Quanto ao volume de emprego em Keynes, sem duvida o volume de emprego não aumentaria sem as expectativas de maiores vendas caso não houvesse substituição capital-trabalho. Mas caso exista substituição técnica, um mesmo volume de produção pode ser feito com diferentes quantidades de trabalho, seja devido a substituição técnica, seja devido a mudança na estrutura de consumo causada pela variação dos preços relativos.


Minha leitura me leva a crer que se trata de um sistema engessado, sem que os motivos para tal engessamento fossem discutidos na obra. Sem duvidas existe alguma rigidez ( ou viscosidade como preferem alguns ) nos preços, o equilíbrio tem todo tipo de problemas, mas me parece que o sistema do Keynes não trata dos motivos para o engessamento, apenas assume ele como se fosse o unico modo possível de se conceber.


Não quero que o senhor interprete isso como um questionamento visando eternizar uma visão de um sistema autorregulável e perfeito de um laissez-faire, longe de mim esse tipo de pensamento. Apesar de não conhecer os detalhes dessas teorias, custos de transação, custos de menu, informação assimétrica, competição imperfeita, externalidades, estruturas de governança, etc... são fatores importantes na economia. Apenas quero compreender melhor essa questão em específico, pois ao meu entendimento ela não explica as desordens do sistema pois assume ele como indiscutivelmente engessado.


Agradeço a sua atenção,
Atenciosamento

Alex, a taxa de juros se elevou de 2010 até agosto de 2011.

Pelos modelos do BCB então, vem mais lenha na fogueira a partir de agora, pois passados dois anos (oito trimestres) do início da redução dos juros, a inflação tende a aumentar.

O que acha?

Abs

"E que muitas vezes não é um grande problema.

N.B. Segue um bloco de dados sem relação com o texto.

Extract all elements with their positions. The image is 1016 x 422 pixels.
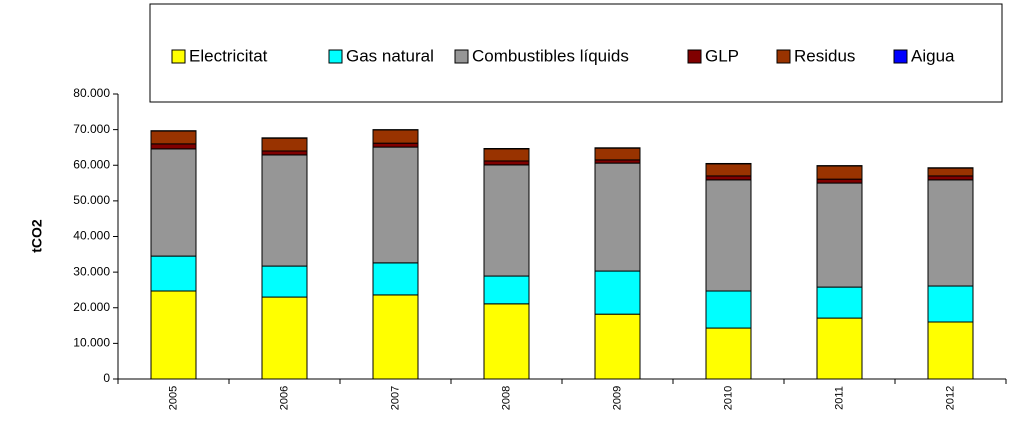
x-tick-label: 2011: [833, 386, 845, 410]
bar-segment: [483, 303, 530, 380]
bar-segment: [705, 163, 752, 177]
bar-segment: [927, 175, 974, 181]
bar-segment: [372, 129, 419, 144]
bar-segment: [150, 130, 197, 145]
y-tick-label: 10.000: [73, 336, 110, 350]
bar-segment: [816, 286, 863, 319]
x-tick-label: 2009: [611, 386, 623, 410]
bar-segment: [372, 142, 419, 148]
bar-segment: [372, 294, 419, 380]
bar-segment: [705, 290, 752, 329]
bar-segment: [261, 296, 308, 380]
x-tick-label: 2005: [167, 386, 179, 410]
y-axis-label: tCO2: [29, 219, 45, 253]
legend-box: [149, 3, 1003, 103]
bar-segment: [816, 178, 863, 184]
bar-segment: [372, 262, 419, 296]
bar-segment: [927, 285, 974, 323]
legend-swatch: [687, 49, 702, 64]
legend-label: Residus: [794, 46, 855, 65]
bar-segment: [150, 148, 197, 257]
bar-segment: [483, 275, 530, 305]
legend-label: GLP: [705, 46, 739, 65]
bar-segment: [261, 150, 308, 156]
legend-swatch: [328, 49, 343, 64]
bar-segment: [594, 313, 641, 380]
y-tick-label: 40.000: [73, 229, 110, 243]
bar-segment: [261, 154, 308, 267]
legend-swatch: [776, 49, 791, 64]
bar-segment: [594, 147, 641, 161]
legend-swatch: [893, 49, 908, 64]
legend-label: Gas natural: [346, 46, 434, 65]
bar-segment: [705, 175, 752, 181]
bar-segment: [150, 255, 197, 292]
y-tick-label: 50.000: [73, 193, 110, 207]
bar-segment: [261, 265, 308, 298]
bar-segment: [927, 167, 974, 177]
y-tick-label: 20.000: [73, 300, 110, 314]
bar-segment: [483, 160, 530, 166]
x-tick-label: 2010: [722, 386, 734, 410]
legend-label: Electricitat: [189, 46, 268, 65]
bar-segment: [927, 179, 974, 287]
bar-segment: [483, 148, 530, 162]
y-tick-label: 60.000: [73, 157, 110, 171]
legend-swatch: [171, 49, 186, 64]
y-tick-label: 70.000: [73, 122, 110, 136]
bar-segment: [150, 143, 197, 150]
x-tick-label: 2012: [944, 386, 956, 410]
x-tick-label: 2007: [389, 386, 401, 410]
bar-segment: [594, 270, 641, 315]
bar-segment: [816, 165, 863, 180]
bar-segment: [483, 164, 530, 277]
x-tick-label: 2006: [278, 386, 290, 410]
x-tick-label: 2008: [500, 386, 512, 410]
legend-swatch: [454, 49, 469, 64]
bar-segment: [372, 146, 419, 264]
y-tick-label: 30.000: [73, 264, 110, 278]
y-tick-label: 80.000: [73, 86, 110, 100]
bar-segment: [705, 327, 752, 380]
bar-segment: [594, 162, 641, 272]
bar-segment: [927, 321, 974, 380]
bar-segment: [705, 179, 752, 292]
bar-segment: [816, 182, 863, 288]
legend-label: Aigua: [911, 46, 955, 65]
legend-label: Combustibles líquids: [472, 46, 629, 65]
bar-segment: [816, 317, 863, 380]
bar-segment: [150, 290, 197, 380]
y-tick-label: 0: [103, 371, 110, 385]
bar-segment: [261, 137, 308, 152]
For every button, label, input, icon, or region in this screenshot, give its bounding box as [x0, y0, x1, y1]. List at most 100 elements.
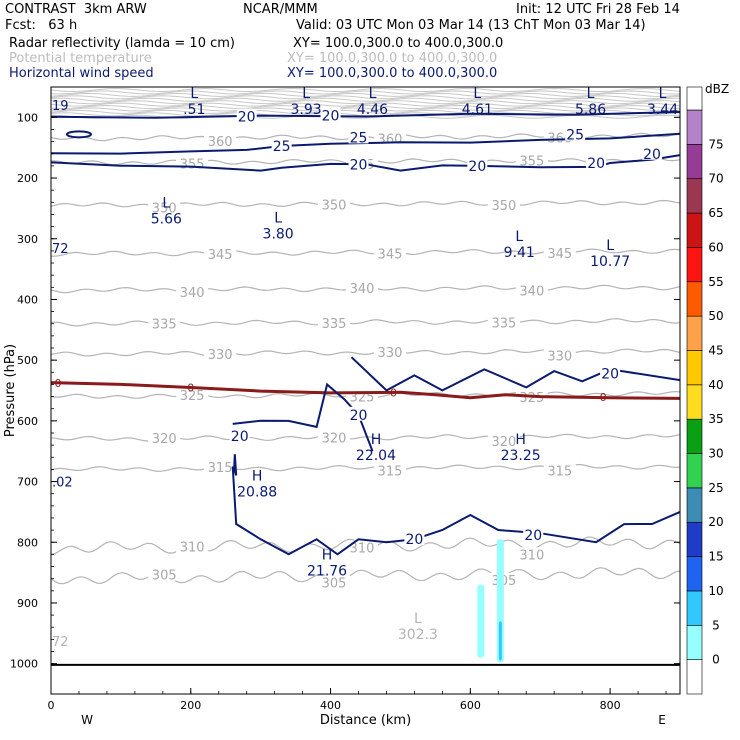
theta-upper-band — [50, 107, 681, 112]
wind-contour-label: 20 — [322, 109, 340, 125]
org-label: NCAR/MMM — [243, 2, 318, 17]
colorbar-box — [686, 624, 703, 660]
theta-label-bg — [318, 430, 351, 444]
colorbar-level-label: 65 — [708, 206, 723, 220]
theta-label-330: 330 — [378, 346, 403, 361]
wind-label-bg — [467, 157, 488, 172]
theta-upper-band — [50, 109, 681, 114]
theta-label-bg — [148, 200, 181, 214]
wind-label-bg — [229, 428, 250, 443]
extremum-letter: H — [515, 432, 526, 448]
theta-label-310: 310 — [350, 541, 375, 556]
theta-label-bg — [204, 460, 237, 474]
extremum-value: 9.41 — [504, 245, 535, 261]
field-reflectivity-xy: XY= 100.0,300.0 to 400.0,300.0 — [293, 36, 504, 51]
x-tick-label: 800 — [600, 699, 621, 712]
wind-label-bg — [642, 145, 663, 160]
theta-label-bg — [487, 197, 520, 211]
theta-label-bg — [176, 387, 209, 401]
colorbar-level-label: 60 — [708, 240, 723, 254]
wind-label-bg — [600, 365, 621, 380]
wind-label-bg — [565, 126, 586, 141]
theta-label-345: 345 — [547, 247, 572, 262]
y-tick-label: 400 — [17, 293, 38, 306]
extremum-value: 302.3 — [398, 627, 438, 643]
theta-label-bg — [515, 283, 548, 297]
colorbar-box — [686, 487, 703, 523]
y-tick-label: 600 — [17, 415, 38, 428]
theta-label-310: 310 — [180, 541, 205, 556]
theta-label-305: 305 — [152, 569, 177, 584]
colorbar-box — [686, 178, 703, 214]
colorbar-box — [686, 384, 703, 420]
theta-label-bg — [204, 347, 237, 361]
wind-label-bg — [404, 531, 425, 546]
colorbar-level-label: 55 — [708, 275, 723, 289]
theta-label-bg — [543, 348, 576, 362]
wind-contour-label: 25 — [350, 130, 368, 146]
wind-label-bg — [320, 107, 341, 122]
theta-label-340: 340 — [519, 285, 544, 300]
colorbar-box — [686, 659, 703, 695]
theta-upper-band — [50, 95, 681, 100]
theta-label-bg — [515, 153, 548, 167]
wind-label-bg — [348, 129, 369, 144]
edge-label: 72 — [52, 635, 69, 650]
theta-label-360: 360 — [208, 135, 233, 150]
wind-contour-25 — [50, 132, 681, 155]
extremum-letter: L — [659, 86, 667, 102]
extremum-value: 22.04 — [356, 448, 396, 464]
theta-label-bg — [543, 463, 576, 477]
y-tick-label: 700 — [17, 476, 38, 489]
wind-label-bg — [586, 154, 607, 169]
theta-label-305: 305 — [322, 576, 347, 591]
theta-label-315: 315 — [547, 464, 572, 479]
y-tick-label: 100 — [17, 111, 38, 124]
theta-label-325: 325 — [519, 391, 544, 406]
colorbar-level-label: 70 — [708, 172, 723, 186]
y-tick-label: 800 — [17, 536, 38, 549]
colorbar-unit: dBZ — [705, 82, 729, 96]
theta-upper-band — [50, 102, 681, 107]
field-wind-xy: XY= 100.0,300.0 to 400.0,300.0 — [287, 66, 498, 81]
init-time: Init: 12 UTC Fri 28 Feb 14 — [516, 2, 680, 17]
wind-label-bg — [523, 526, 544, 541]
wind-contour-label: 25 — [566, 127, 584, 143]
extremum-letter: L — [414, 611, 422, 627]
extremum-letter: L — [606, 238, 614, 254]
extremum-value: 4.46 — [357, 102, 388, 118]
extremum-letter: L — [473, 86, 481, 102]
theta-label-320: 320 — [322, 432, 347, 447]
wind-label-bg — [348, 406, 369, 421]
theta-label-bg — [487, 315, 520, 329]
colorbar-level-label: 0 — [712, 653, 720, 667]
reflectivity-cell — [477, 584, 485, 658]
wind-contour-label: 20 — [350, 158, 368, 174]
theta-label-bg — [176, 284, 209, 298]
theta-label-bg — [204, 246, 237, 260]
wind-contour-label: 20 — [350, 408, 368, 424]
x-tick-label: 400 — [320, 699, 341, 712]
theta-label-bg — [318, 316, 351, 330]
theta-label-335: 335 — [152, 318, 177, 333]
theta-label-350: 350 — [491, 199, 516, 214]
colorbar-box — [686, 247, 703, 283]
extremum-letter: H — [322, 547, 333, 563]
model-title: CONTRAST 3km ARW — [5, 2, 147, 17]
colorbar-level-label: 35 — [708, 412, 723, 426]
theta-label-335: 335 — [491, 317, 516, 332]
theta-label-315: 315 — [208, 461, 233, 476]
extremum-letter: L — [587, 86, 595, 102]
theta-label-340: 340 — [180, 286, 205, 301]
colorbar-level-label: 75 — [708, 137, 723, 151]
colorbar-level-label: 10 — [708, 584, 723, 598]
colorbar-level-label: 20 — [708, 515, 723, 529]
wind-contour-25 — [50, 111, 681, 119]
freezing-level-line — [50, 381, 681, 400]
freezing-level-label: 0 — [54, 377, 61, 390]
extremum-value: 21.76 — [307, 563, 347, 579]
x-tick-label: 0 — [48, 699, 55, 712]
theta-label-bg — [373, 246, 406, 260]
theta-label-bg — [204, 133, 237, 147]
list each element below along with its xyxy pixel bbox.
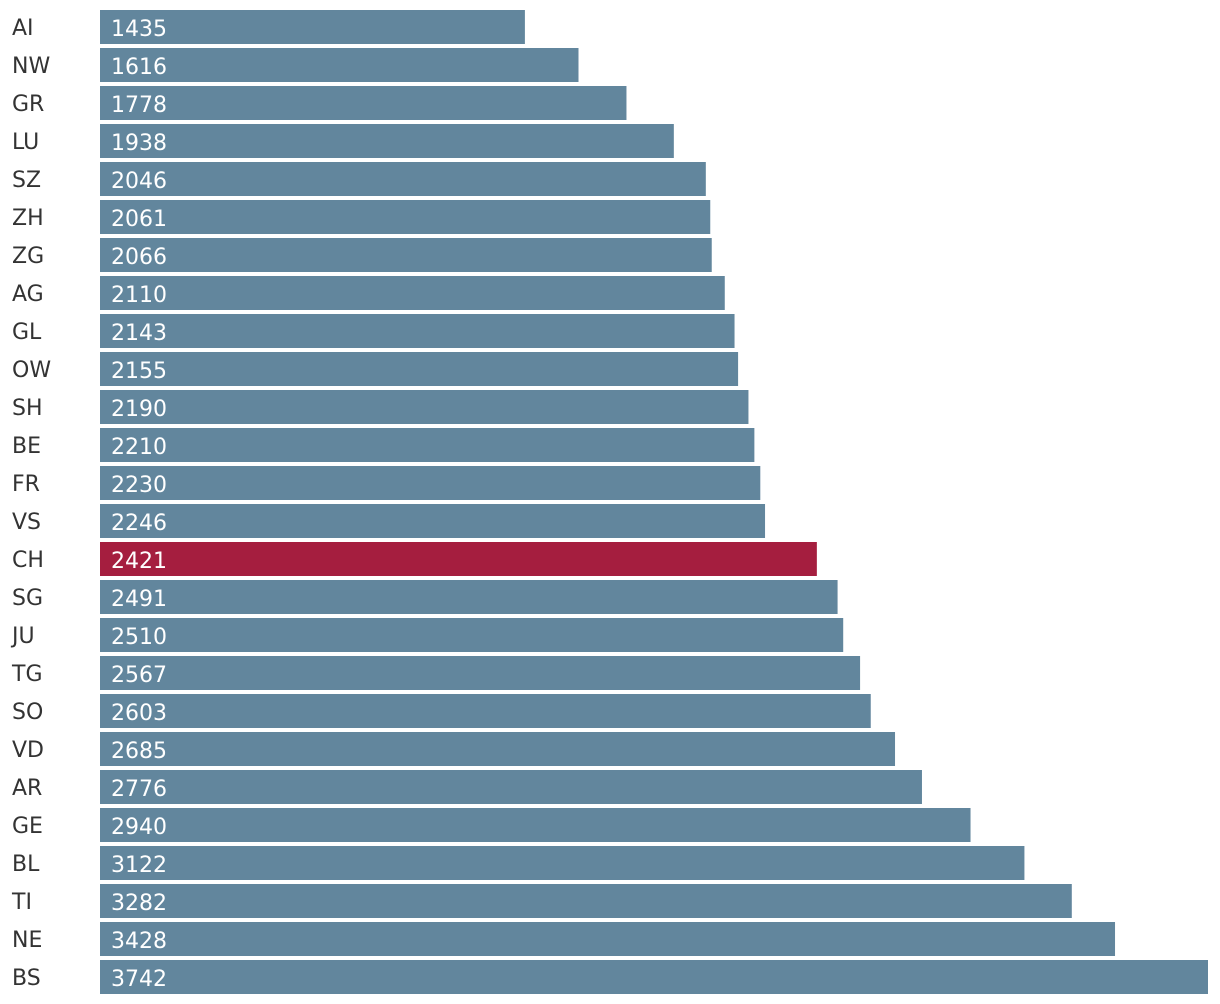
value-label-vs: 2246 [111, 511, 167, 536]
bar-bl [100, 846, 1025, 880]
bar-sz [100, 162, 706, 196]
bar-ge [100, 808, 971, 842]
category-label-tg: TG [11, 662, 43, 687]
value-label-sh: 2190 [111, 397, 167, 422]
category-label-nw: NW [12, 54, 50, 79]
bar-tg [100, 656, 861, 690]
category-label-be: BE [12, 434, 41, 459]
bar-so [100, 694, 871, 728]
bar-ti [100, 884, 1072, 918]
category-label-so: SO [12, 700, 43, 725]
category-label-ar: AR [12, 776, 42, 801]
category-label-ai: AI [12, 16, 34, 41]
bar-ch [100, 542, 817, 576]
category-label-ge: GE [12, 814, 43, 839]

E muitas outras vezes é uma grande solução. E assim vai."

Está mais para grande problema e outras vezes apenas problema. Grande solução só para o modelo ser matematicamente operável e ter um único equilíbrio.
Talvez versões mais modernas sejam diferentes, mas não parece ser esse o caso do BC.

Caro Nobel Calvo, o título do seu post poderia muito bem ser "como ridicularizar de vez a ciência econômica".
Mais uma vez me pego tentando entender como num mundo complexo, com notícias em tempo real, rebeliões, golpes, guinadas radicais dos principais BCs, e novidades intraday fazendo as taxas futuras se alterarem radicalmente, o excelentíssimo prêmio nobel recorre ao velho modelo econométrico do pombo!! Como quando quebrava o Lehman Brothers em 2008 e o mesmo modelo fez com que o seu colega de classe persistisse no ciclinho de aperto, e depois desmoralizado tivesse que cair em seguida.
Recordar é viver...

Responde aos seus leitores Alex.......

"Dado, porém, que um aumento de 0,75% da Selic reduz a inflação projetada em 0,2%, uma diminuição de 0,9% da inflação (que a trouxesse de 5,4% para 4,5%) requereria um aumento 4,5 vezes maior, isto é, a taxa de juros atingindo algo entre 11,25% e 11,50% ao ano."

Isso nao e correto ja que o modelo obtido por linearizacao so e valido proximo ao ponto em volta do qual a linearizacao ocorre.

O fato que o modelo linear e o modelo do banco central, ou de quem for, nao muda isso. Certo?

O conselheiro da Dilma é o Mercadante. Fazer o que?

Ela já está fritada. Principalmente no PT.

Ou ela vai pela natureza (já leram a fábula do escorpião?) e toma medidas populistas mais a esquerda e ferra mais ainda tanto a reeleição dela e do PT e por tabela a vida de quem os sucederem, ou ela vai num caminho sensato e convoca o Armínio e o Meirelles ( ou o Alexandre) e faz o dever de casa.
Pode dar certo ou errado, mas neste caso ela tem chance.
Mantendo o que está aí e piorando, sem chances. A não ser por um golpe, mas não será ela a escolhida neste caso. O ungido seria o Lula estado de saúde em questão) ou... Não vou escrever o nome...

Dirceu pra diretor do banco central!